I have a true giant who eats twice daily and I vary his diet with: large betta pellets, frozen bloodworms, frozen brine shrimp, live/frozen mosquito larvae. I also keep frozen daphnia on hand in case of bloat/constipation.


----------



## Destinystar (May 26, 2012)

Are there any marble colored King Betta ? I am thinking of getting another Betta this coming Spring and if I do that is what I would love to have. What type tails to the King have ?


----------



## mkayum (Jul 5, 2012)

MSG said:


> Never realized they used PFS in the soil with the venus fly traps. I've noticed the little granules in the substrate before when I looked at terrarium type enclosures.
> 
> That's another reason I'll get myself a giant bag. I'll use it to mix into gardening soil.



It's great for any plants! It helps with draining.


----------



## Jessie1990 (May 21, 2012)

I have two Kings in a divided, planted 10 gallon and they seem to be very happy and active all the time. I also have a King in a 5 gallon because he was alot more aggressive than my other two. I thought he needed his own place but now I think he seems to be a bit more bored than the other two. The other two like to look at each other through the screen (They don't flare, they just go to see what the other one is doing on the other side.) All my bettas have a nerite buddy too. Roku is VERY attached to his snail... he tail bites if I take it out. 

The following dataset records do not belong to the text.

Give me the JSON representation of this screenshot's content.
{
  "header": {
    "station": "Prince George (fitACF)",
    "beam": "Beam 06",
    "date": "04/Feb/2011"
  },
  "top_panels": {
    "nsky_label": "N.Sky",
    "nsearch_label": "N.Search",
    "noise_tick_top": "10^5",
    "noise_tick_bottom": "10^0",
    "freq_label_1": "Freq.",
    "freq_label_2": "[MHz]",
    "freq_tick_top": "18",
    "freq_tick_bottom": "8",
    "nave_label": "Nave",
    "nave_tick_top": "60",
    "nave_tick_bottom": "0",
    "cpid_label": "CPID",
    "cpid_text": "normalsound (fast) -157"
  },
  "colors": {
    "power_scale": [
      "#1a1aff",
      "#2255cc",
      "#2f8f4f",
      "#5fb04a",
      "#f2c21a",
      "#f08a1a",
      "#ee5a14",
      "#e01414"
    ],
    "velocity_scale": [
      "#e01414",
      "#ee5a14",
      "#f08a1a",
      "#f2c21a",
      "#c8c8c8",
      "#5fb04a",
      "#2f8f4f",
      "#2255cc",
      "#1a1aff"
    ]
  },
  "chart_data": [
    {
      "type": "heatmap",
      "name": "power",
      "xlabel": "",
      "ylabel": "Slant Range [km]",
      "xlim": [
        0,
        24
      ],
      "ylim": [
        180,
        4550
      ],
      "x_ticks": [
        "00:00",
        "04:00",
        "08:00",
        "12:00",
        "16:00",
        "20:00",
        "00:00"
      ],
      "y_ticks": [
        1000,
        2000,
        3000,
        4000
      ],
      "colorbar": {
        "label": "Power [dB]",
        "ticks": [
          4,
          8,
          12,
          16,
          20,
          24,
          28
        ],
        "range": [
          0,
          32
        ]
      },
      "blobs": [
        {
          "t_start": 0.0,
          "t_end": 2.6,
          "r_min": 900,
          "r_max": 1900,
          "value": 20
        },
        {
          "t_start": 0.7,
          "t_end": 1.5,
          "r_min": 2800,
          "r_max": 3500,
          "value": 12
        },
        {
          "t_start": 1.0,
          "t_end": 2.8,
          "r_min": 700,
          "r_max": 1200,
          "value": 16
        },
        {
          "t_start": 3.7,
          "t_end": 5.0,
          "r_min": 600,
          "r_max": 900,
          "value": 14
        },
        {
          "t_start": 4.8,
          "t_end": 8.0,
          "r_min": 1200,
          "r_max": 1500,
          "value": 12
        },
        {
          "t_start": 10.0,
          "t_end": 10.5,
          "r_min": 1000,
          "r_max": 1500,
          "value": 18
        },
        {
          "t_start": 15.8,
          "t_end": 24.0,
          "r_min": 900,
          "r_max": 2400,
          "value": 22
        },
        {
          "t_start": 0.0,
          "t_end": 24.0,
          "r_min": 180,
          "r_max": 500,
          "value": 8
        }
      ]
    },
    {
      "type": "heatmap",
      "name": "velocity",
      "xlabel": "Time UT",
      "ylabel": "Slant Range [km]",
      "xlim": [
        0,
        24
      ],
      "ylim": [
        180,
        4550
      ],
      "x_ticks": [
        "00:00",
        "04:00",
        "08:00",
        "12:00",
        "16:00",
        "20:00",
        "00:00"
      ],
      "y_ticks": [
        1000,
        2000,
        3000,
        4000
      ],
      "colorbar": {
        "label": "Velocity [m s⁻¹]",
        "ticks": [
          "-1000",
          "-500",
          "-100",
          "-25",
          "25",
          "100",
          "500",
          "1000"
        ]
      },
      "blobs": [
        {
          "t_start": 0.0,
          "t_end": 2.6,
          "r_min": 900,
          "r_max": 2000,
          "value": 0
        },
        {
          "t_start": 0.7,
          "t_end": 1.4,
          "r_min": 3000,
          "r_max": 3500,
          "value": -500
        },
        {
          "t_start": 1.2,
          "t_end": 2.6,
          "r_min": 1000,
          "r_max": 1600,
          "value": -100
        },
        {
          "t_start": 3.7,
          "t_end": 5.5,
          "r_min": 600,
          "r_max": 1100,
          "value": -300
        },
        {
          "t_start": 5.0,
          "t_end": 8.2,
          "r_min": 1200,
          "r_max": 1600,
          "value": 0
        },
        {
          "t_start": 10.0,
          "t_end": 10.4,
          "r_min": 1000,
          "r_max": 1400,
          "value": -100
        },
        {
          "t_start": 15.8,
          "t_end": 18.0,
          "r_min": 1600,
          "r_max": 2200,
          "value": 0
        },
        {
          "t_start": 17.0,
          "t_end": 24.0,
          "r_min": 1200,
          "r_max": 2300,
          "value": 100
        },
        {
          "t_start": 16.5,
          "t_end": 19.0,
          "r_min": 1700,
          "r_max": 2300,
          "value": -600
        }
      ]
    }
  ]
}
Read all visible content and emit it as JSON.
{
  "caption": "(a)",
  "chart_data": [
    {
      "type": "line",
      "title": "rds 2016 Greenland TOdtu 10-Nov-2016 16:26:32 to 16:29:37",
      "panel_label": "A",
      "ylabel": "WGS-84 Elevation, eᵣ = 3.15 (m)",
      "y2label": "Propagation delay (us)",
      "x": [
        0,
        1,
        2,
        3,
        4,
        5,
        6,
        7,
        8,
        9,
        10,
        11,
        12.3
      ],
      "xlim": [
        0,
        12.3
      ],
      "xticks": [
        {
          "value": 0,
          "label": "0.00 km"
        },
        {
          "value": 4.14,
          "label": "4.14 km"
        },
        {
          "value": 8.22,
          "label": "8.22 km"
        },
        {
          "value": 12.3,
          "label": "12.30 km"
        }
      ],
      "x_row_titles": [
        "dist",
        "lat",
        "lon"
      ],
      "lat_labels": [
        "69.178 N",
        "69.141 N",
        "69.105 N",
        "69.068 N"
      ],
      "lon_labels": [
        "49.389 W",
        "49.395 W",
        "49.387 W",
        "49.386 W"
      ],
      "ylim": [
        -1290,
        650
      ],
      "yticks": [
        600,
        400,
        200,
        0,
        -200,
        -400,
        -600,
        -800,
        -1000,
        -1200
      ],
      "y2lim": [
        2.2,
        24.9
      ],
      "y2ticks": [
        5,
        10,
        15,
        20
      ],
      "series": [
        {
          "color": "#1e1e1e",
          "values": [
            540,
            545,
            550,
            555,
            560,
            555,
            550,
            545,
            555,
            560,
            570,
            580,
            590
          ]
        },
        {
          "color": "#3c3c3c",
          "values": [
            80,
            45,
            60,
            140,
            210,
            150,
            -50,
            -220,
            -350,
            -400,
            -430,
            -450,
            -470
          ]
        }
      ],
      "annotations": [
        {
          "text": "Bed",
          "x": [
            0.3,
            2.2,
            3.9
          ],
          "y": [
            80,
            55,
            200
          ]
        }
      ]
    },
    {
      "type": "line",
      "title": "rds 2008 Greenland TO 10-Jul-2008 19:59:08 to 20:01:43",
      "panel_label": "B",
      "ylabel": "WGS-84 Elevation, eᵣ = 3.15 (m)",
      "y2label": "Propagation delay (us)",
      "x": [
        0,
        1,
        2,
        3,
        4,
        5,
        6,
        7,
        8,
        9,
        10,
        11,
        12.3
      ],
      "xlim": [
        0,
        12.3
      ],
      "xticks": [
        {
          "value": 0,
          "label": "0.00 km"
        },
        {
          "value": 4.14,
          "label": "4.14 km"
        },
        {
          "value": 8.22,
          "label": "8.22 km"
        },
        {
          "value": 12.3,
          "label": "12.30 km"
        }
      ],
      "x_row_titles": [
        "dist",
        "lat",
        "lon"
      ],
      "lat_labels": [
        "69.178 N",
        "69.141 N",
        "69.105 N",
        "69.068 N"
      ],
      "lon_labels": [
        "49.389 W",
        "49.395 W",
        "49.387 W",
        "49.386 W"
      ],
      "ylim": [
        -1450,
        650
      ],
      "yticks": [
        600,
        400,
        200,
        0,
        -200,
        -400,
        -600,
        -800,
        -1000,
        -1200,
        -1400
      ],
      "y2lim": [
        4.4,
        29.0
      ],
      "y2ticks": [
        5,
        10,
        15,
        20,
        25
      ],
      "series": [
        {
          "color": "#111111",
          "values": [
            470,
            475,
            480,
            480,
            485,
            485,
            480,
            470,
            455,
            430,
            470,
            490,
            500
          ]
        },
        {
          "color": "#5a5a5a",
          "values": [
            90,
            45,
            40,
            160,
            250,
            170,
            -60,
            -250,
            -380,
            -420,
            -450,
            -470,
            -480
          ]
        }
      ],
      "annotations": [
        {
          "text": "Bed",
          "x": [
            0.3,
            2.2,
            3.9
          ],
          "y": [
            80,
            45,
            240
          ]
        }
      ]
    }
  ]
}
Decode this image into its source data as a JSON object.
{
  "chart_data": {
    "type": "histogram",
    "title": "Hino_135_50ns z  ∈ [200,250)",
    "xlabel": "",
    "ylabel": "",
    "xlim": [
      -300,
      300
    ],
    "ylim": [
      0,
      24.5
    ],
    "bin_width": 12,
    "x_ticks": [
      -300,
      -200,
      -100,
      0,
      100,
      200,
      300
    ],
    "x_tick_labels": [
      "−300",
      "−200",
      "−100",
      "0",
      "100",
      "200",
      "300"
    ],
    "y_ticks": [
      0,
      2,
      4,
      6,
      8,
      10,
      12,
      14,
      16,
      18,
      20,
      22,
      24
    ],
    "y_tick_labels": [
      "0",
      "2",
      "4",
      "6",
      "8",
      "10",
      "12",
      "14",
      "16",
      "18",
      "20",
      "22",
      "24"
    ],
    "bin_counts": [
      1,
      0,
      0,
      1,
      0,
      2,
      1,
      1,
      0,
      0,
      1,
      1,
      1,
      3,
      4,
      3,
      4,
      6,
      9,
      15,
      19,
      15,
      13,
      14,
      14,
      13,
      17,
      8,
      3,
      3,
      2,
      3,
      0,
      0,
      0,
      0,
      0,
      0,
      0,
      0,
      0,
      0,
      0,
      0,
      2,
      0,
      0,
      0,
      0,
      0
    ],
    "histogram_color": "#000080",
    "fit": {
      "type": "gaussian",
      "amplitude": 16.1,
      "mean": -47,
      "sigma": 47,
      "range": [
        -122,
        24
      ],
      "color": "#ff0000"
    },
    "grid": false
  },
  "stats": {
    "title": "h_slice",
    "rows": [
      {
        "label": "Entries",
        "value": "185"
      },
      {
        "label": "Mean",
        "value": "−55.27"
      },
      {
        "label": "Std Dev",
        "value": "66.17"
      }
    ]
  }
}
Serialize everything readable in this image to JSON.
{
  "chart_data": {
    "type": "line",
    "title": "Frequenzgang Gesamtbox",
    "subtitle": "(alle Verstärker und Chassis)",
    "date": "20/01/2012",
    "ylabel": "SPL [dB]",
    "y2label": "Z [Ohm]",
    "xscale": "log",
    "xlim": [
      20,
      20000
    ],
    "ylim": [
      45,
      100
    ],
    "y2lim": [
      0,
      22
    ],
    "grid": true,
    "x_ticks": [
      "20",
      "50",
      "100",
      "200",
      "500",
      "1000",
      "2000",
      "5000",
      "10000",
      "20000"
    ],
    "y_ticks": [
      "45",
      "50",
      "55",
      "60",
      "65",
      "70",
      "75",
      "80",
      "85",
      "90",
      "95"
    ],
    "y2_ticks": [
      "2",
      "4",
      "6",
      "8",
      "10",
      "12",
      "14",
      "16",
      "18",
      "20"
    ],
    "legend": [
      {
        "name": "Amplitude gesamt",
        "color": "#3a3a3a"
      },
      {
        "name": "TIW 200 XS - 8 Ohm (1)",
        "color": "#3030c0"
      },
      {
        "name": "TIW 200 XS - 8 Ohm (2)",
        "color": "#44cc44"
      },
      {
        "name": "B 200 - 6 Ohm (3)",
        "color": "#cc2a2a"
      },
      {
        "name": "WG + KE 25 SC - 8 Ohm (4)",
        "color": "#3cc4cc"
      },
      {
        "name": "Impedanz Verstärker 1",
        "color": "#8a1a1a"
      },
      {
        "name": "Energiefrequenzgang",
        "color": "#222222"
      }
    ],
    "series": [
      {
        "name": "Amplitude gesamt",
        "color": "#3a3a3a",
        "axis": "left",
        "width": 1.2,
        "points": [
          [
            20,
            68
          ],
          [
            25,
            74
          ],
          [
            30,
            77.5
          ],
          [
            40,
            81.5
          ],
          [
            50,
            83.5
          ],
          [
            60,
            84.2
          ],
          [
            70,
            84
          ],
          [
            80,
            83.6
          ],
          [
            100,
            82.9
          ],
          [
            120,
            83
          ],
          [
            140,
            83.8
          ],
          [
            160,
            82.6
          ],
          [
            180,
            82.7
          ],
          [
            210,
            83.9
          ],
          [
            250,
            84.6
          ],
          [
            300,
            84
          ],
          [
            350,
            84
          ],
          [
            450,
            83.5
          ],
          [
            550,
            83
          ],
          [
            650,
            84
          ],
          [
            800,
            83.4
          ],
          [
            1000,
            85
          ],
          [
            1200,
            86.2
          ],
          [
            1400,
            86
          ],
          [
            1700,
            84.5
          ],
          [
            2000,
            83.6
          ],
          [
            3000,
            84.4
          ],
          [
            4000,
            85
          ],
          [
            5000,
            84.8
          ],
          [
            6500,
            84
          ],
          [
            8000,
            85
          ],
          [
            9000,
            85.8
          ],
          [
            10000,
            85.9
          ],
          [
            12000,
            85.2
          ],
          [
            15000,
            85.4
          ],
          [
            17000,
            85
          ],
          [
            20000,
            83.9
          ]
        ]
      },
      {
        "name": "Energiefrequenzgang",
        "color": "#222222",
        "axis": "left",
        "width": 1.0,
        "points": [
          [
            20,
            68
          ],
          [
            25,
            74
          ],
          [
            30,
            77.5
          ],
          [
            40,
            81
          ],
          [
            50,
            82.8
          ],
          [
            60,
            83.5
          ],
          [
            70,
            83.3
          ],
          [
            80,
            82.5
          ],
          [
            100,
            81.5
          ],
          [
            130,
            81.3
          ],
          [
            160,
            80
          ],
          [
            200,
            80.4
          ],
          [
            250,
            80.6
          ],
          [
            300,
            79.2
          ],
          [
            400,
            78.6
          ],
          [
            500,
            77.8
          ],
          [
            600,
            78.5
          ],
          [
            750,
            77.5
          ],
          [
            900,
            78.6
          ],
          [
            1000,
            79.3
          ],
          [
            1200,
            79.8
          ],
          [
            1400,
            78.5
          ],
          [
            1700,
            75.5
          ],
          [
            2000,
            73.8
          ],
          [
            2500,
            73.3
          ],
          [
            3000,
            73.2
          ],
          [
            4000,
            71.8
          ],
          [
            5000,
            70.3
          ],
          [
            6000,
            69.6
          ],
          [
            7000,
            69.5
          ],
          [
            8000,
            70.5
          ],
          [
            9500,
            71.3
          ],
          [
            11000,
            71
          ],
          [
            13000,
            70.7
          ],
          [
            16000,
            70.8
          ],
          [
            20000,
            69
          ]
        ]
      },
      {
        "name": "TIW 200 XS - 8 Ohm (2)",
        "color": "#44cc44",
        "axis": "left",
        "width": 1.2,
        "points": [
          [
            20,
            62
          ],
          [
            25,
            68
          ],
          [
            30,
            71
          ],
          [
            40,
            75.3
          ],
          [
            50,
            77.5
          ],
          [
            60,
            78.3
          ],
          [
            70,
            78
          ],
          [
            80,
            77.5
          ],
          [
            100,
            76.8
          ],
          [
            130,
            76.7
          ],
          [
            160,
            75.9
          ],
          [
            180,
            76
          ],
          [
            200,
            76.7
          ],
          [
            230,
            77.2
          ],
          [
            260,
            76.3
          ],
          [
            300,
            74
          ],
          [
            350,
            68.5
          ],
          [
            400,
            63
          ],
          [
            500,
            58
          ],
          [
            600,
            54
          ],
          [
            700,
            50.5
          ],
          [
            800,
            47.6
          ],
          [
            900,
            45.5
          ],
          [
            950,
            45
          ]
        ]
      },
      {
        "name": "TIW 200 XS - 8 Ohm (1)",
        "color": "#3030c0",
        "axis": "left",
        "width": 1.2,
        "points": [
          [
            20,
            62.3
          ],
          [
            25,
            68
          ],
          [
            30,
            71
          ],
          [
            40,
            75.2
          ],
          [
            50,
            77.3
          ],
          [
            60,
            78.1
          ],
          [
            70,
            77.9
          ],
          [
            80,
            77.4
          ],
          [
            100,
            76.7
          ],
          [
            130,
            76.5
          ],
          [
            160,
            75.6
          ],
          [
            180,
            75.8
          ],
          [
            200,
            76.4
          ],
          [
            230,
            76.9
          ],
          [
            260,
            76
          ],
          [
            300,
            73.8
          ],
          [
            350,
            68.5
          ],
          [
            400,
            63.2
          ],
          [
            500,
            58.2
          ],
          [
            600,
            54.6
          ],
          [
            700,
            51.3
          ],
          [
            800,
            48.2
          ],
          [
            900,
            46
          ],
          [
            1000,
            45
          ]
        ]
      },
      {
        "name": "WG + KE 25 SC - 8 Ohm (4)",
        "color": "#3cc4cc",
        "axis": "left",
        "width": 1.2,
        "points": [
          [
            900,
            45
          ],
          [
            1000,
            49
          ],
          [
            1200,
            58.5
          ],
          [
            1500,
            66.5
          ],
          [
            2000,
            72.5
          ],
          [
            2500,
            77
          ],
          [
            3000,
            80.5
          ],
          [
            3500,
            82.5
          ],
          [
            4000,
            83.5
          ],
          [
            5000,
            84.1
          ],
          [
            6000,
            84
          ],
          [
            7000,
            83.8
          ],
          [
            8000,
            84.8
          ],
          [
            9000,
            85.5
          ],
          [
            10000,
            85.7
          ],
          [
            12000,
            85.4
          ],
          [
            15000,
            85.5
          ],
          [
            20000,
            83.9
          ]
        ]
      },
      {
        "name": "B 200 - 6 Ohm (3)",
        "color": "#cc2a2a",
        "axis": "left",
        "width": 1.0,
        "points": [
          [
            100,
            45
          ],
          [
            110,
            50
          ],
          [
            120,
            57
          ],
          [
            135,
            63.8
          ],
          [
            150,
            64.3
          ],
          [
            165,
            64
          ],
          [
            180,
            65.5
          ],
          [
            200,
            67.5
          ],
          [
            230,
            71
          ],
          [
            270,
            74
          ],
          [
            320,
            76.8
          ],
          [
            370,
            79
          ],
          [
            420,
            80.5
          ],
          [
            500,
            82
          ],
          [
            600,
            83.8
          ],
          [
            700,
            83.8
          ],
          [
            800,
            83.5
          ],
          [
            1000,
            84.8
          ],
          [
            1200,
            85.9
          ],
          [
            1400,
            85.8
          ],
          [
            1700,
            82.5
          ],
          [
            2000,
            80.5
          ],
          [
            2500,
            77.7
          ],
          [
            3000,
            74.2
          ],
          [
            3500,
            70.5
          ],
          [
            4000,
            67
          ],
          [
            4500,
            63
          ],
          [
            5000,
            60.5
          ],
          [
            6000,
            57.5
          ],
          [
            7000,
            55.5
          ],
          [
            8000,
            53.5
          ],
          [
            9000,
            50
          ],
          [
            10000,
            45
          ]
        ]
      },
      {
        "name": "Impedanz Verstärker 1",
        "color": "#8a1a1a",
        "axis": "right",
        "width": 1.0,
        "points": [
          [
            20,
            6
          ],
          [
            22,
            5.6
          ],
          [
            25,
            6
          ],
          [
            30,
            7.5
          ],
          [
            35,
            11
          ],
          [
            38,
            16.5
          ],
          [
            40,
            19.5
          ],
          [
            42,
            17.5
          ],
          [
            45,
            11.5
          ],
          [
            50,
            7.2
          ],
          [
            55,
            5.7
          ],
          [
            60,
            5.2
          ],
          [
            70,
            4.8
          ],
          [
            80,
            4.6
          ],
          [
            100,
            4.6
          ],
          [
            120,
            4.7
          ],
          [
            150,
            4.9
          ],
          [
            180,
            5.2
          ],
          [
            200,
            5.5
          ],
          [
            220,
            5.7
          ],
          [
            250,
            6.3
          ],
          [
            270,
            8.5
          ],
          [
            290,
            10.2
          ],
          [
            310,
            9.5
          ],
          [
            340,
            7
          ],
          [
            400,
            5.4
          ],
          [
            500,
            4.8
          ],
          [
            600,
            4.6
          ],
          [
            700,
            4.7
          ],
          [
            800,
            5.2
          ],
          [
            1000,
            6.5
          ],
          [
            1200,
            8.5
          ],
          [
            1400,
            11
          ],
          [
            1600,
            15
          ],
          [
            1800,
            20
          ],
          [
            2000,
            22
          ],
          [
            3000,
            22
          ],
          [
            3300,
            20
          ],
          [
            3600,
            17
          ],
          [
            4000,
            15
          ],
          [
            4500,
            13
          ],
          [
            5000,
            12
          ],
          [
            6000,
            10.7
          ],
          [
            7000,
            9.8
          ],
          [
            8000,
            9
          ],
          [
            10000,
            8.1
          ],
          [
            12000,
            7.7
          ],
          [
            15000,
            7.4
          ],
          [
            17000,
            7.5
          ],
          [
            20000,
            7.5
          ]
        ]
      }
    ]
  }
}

So! I think that 5 gallons is okay, but I would like to give them 10 gallons. Two of them seem very happy in their 5 gallons. I have to play with Seraph A LOT to keep him happy. We tried the ping pong and bottle cap idea. He just LOVES people attention. He is also my betta that will flare if he isn't fed right when I wake up (he's in my room so he sees me get up) Anyway, I don't think that his boredom has anything to do with tank size. He just really loves attention


----------